Intrigued by the stellar reviews, I was very excited to see Bo Burnham’s directorial debut Eighth Grade earlier this week. I went into the cinema with a few vague thoughts of previous “teen movies” on my mind. I came out realising that what I had witnessed was truly unique.
I’m not usually one to enthuse at length (and certainly not in writing) about the latest releases. To tell the truth, I am often a rather behind on the cinematic times. But Bo Burnham’s perspective is revelatory. Eighth Grade tells the story of a fairly unremarkable teenage girl, Kayla. Kayla has a youtube channel and obsessively scrolls through instagram, but in school she is quiet and a bit of a loner. Burnham’s unconventional coming-of-age story, which charts Kayla’s last few days in eighth grade, is simple and offers a refreshing perspective on teenage life.
But I was quick to realise that the manifest attention to detail and verisimilitude that Burnham displays in his portrayal of early adolescence should not be quite so groundbreaking. All of us have been, are, or will be adolescents, and yet Eighth Grade sits alone amongst films like Mean Girls, Angus, Thongs and Perfect Snogging and The Perks of Being a Wallflower. This is not to say that these last three films are unworthy of praise; quite the contrary – they are often funny, emotive and good at highlighting some of the fundamental paradoxes of teenage life. But they are often equally unrealistic in many senses. Many films about being a teenager are commonly aimed solely at a teenage audience, and so even the best display a strange combination of reality and fantasy (sometimes in the form of glamorous 20-somethings playing fourteen year-olds) which always somehow rings hollow.
But Eighth Grade, though totally rooted in the perspective of a young teenager, is a film that can and should resonate with everyone in its truthfulness. In its painstaking portrayal of the routine but nevertheless stressful life of Kayla, Eighth Grade attempts to put the average teenage experience at the forefront of cultural conversation.
And this attempt is absolutely vital.
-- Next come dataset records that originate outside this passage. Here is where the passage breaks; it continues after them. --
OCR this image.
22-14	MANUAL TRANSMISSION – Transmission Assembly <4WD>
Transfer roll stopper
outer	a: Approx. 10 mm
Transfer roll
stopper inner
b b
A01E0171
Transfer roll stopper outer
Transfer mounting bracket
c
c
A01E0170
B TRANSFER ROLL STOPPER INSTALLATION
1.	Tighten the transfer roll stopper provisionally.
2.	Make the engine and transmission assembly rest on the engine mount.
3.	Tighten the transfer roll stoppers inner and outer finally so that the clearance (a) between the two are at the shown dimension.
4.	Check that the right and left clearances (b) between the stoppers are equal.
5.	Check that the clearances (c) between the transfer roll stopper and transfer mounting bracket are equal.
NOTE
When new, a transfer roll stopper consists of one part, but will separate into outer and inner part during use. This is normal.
Bo Burnham himself explained that he chose to write about a female teenage protagonist after watching teenagers vlogging online. He connected with the ways that the girls spoke, and their experiences of anxiety resonated with his own. He also felt that there were no accurate portrayals of this age group in the media or popular culture.
Just by taking the time to watch some of the material teenagers themselves have produced, Burnham found himself feeling an emotional and mental connection with their experiences. And it seems that this connection is what is needed for the onscreen teenage experience to radiate authenticity.
Because the things that upset or frustrate young characters in Eighth Grade are not so different from the stresses of adult life. Kayla talks about experiencing constant anxiety in her vlogs: “I could be doing nothing, and I’m still nervous. It’s like that feeling before you ride a rollercoaster…Except that feeling you get after you ride the rollercoaster never comes.” And with roughly 18% of the adult US population experiencing some form of anxiety disorder, Kayla’s experience as Burnham captures it is surely designed to hold true for so many of those watching, regardless of age.
Kayla also confesses to her dad that she would be disappointed and sad if she had a daughter like herself. That crippling feeling of inadequacy, of being insufficient – that is not purely a teenage emotion; but neither is it the preserve of adults.
A lot of things are currently being discussed regarding youth mental health and the effects of social media on young people’s lives. Several reports suggest that adolescents today are growing up with higher levels of anxiety than ever before. But though these findings are part of national discussion, they nevertheless exist alongside behaviours which demean and demoralise young people. For example, young people expressing their concerns about mental health, the environment, and rising inequality are sometimes condemned as ‘snowflakes’ by media outlets which seek to silence those views by attempting to delegitimise the person expressing them. Tropes such as ‘your schooldays are the best of your life’ are regularly churned out to any teenager who complains about stress and trouble in school.
Young people’s issues and concerns are often considered subordinate to those of adults, but what Bo Burnham’s film does is to challenge this narrative. Kayla’s concerns are concerns shared by all ages and genders, and just because they are magnified by an embarrassment at a pool party or an unrequited crush, it does not make them insignificant. After all, people throughout their lives have to face awkward social situations, ones that require them to pluck up courage and face fears. Adults and teenagers alike experience pangs of emotion towards people who do not feel the same, and the crushing blows that this can have on one’s self-esteem are hard to take at any age.
I remember distinctly being fourteen and panicking over schoolwork and the future. Feeling mutinous and upset after being told by an adult that I was being melodramatic, I swore to myself that I would never patronise young people when they expressed their worries. Now twenty-one, I guess I’m still a young person, but I always remember fourteen year old me and my fears then. I try to make a point of not patronising anybody of any age, but I think Bo Burnham has done it far better than I ever could. That’s what I like so much about Eighth Grade; its refusal to patronise or simplify the teenage voice. And if more of the film industry begins to follow his example, I think we have the chance to shape better intergenerational conversations and, hopefully, a more empathetic society.